Man darf gespannt sein, wie es weiter geht. Ob die Ansage des DFB („bei weiteren Schmähungen Spielabbruch!“) so schlau war, sei dahingestellt. Er setzt sich damit nicht nur selbst die Pistole auf die Brust, mehr noch gibt er die Pistole den sogenannten „Chaoten“ in die Hand, geladen und entsichert und flüster ihnen lassiv ein „Du traust dich doch eh nicht!“ zu. Keiner kann in die Zukunft sehen, aber es erscheint äußerst unwahrscheinlich, dass sich die Fans (übrigens weit mehr als nur die fiesen Ultras) dadurch mundtot machen lassen. Die eigenen Inkonsequenz ließ der DFB schon beim Spiel Bayern-Hoffenheim durchblicken. Medial mit großem Tamtam wurde da das Spiel unterbrochen, der Spielabbruch angekündigt, man lag sich solidarisch im Arm und hatte endlich die Welt vereint. Dass die Schmähungen teils aber auch nach Wiederanpfiff weitergingen, diese Info sucht man bei den Sportmedien vergeblich. Einen Spielabbruch gab es übrigens auch nicht. Auch nicht am folgenden Tag in Berlin, wo das Spiel sogar mehrfach unterbrochen worden ist. Abbruch Fehlanzeige. Ist ja auch verständlich, ein Spielabbruch kostet den DFB Kohle. Man stelle sich vor, am nächsten Spieltag würden 4 oder 5 Partien abgebrochen werden. Es immenser Verlust sowohl finanziell als auch hinsichtlich des Brands „Bundesliga“ wäre die Folge. Ein Verlust, den der DFB nicht bereit sein wird zu tragen. In diese heikle Lage hat die deutsche Fußballmafia sich durch die Hofierung Hopps, die Ankündigung einer null-Toleranz-Politik und nicht zuletzt durch den Wortbruch an den eigenen Fans selbst gebracht. Das es dem DFB übrigens nicht um Beleidigungen geht, zeigt das Vorgehen beim heutigen 3.-Liga-Spiel Meppen – Duisburg, wo im Publikum folgendes – von den Vereinen im Vorfeld genehmigtes, weil von der Meinungsfreiheit gedecktes – Plakat ausgerollt wurde:
„"Hat der Dietmar genug Kohle
Wird zu seinem Schutz und Wohle
Von Leuten deren Wort nichts wert
Mal wieder jemand ausgesperrt.“
Wie regierte der Schiedsrichter?
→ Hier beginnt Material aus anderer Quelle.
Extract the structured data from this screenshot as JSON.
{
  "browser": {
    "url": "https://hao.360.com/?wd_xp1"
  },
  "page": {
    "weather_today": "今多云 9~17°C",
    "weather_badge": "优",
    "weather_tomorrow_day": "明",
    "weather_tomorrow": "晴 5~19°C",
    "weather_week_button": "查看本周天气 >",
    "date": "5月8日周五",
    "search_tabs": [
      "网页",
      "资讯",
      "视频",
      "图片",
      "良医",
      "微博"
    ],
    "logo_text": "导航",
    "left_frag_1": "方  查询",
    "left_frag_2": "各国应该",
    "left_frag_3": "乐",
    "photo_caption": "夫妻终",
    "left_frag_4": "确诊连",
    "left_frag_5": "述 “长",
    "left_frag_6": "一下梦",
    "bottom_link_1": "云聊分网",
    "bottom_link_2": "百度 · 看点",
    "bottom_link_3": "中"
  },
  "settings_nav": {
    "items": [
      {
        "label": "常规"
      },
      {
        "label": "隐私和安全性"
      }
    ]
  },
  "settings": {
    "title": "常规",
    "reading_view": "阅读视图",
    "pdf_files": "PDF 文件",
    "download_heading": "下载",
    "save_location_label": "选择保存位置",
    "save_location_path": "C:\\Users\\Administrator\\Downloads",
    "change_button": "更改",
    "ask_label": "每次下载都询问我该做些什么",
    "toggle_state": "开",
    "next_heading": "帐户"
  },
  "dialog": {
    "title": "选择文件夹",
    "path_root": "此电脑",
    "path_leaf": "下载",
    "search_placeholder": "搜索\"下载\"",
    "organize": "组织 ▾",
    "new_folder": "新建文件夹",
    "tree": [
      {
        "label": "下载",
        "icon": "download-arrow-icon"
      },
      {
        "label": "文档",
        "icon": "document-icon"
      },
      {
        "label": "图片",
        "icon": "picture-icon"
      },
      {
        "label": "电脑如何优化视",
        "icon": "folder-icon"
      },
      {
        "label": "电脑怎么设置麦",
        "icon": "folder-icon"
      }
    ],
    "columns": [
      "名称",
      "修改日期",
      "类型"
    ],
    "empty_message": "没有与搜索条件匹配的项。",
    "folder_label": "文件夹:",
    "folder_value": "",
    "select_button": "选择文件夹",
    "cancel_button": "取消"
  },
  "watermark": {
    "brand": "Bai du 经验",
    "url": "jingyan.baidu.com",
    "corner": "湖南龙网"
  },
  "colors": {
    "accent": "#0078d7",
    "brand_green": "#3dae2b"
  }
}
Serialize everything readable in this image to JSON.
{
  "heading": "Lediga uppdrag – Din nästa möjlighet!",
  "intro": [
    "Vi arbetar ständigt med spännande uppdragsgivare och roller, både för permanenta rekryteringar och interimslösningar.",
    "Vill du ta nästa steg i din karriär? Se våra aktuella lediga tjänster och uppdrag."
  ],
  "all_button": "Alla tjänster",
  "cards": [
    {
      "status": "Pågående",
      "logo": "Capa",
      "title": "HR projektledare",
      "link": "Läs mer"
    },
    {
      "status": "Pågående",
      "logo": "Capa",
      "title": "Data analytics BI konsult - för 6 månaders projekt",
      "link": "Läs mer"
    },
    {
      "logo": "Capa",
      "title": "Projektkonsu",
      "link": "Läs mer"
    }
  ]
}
Klar, Spielunterbrechung und Androhen von Abbruch. Denn es geht nicht um Beleidigungen. Es geht darum, jede Kritik auszumerzen. Es geht darum, nur noch höriges, gut vermarktbares Klatschpublikum auf den Rängen zu habe. Manche nennen es auch eine Gentrifizierung des Fußballs.